Step 1: Data Representation

  • Adjacency Matrix $A$:
    • Represents the graph structure where $A_{ij} = 1$ if there is an edge between nodes $i$ and $j$, and $A_{ij} = 0$ otherwise.
  • Input Feature Matrix $X$:
    • Represents node features where each row corresponds to a node and each column corresponds to a feature.

Step 2: Initialization

  • Weight Matrices $W^{(l)}$:
    • Initialize weight matrices for each layer $l$ of the GCN.
  • Bias Vectors $b^{(l)}$ (optional):
    • Optionally, initialize bias vectors for each layer.
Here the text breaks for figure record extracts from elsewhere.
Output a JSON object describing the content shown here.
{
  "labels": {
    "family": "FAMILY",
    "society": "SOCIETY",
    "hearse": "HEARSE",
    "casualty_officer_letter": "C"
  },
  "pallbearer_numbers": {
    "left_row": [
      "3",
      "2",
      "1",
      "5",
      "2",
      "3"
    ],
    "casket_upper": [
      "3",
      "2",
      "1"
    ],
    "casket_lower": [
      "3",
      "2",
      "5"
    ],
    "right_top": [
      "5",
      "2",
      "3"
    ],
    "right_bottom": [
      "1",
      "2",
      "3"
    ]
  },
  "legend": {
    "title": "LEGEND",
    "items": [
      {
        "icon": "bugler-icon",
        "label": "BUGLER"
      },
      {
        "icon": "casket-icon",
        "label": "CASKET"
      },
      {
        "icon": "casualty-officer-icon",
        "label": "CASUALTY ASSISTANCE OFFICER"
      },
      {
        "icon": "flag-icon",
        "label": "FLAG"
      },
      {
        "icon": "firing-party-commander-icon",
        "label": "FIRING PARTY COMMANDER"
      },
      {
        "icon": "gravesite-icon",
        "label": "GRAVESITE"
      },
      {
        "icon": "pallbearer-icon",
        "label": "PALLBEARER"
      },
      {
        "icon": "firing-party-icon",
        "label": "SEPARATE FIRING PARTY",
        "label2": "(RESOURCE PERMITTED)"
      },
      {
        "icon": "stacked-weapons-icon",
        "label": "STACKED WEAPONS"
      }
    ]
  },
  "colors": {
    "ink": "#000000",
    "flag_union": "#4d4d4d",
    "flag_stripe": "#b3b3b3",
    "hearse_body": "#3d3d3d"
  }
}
Step 3: Forward Propagation

  • Normalized Graph Laplacian $\tilde{L}$:
    • Compute the normalized graph Laplacian:
      • $$\tilde{L} = I - D^{-\frac{1}{2}} A D^{-\frac{1}{2}}$$
  • Graph Convolution Operation:
    • Compute the node representation matrix at layer $l+1$:
      • $$H^{(l+1)} = \sigma(\tilde{L} H^{(l)} W^{(l)})$$
    • $\sigma$ is the activation function.

Step 4: Loss Calculation

  • Loss Function:
    • Compute the loss function for node classification (which is our case, we used Categorical Cross-Entropy):
      • $$L = -\frac{1}{N} \sum_{i=1}^{N} \sum_{j=1}^{C} Y_{ij} \log(\hat{Y}_{ij})$$

Step 5: Backpropagation

  • Gradient Computation:
    • Compute the gradients of the loss function with respect to the model parameters using backpropagation.
    • Example: $\frac{\partial L}{\partial W} = \frac{1}{N} (X^T A^T) (\hat{Y} - Y)$.
  • Parameter Update:
    • Update the model parameters using gradient descent or another optimization algorithm.
      • $$W_{new} = W_{old} - \alpha \frac{\partial L}{\partial W}$$

Step 6: Training Loop

  • Iteration:
    • Repeat steps 3-5 iteratively until convergence or for a fixed number of epochs.

References

  • Kipf, Thomas & Welling, Max. (2016). Semi-Supervised Classification with Graph Convolutional Networks.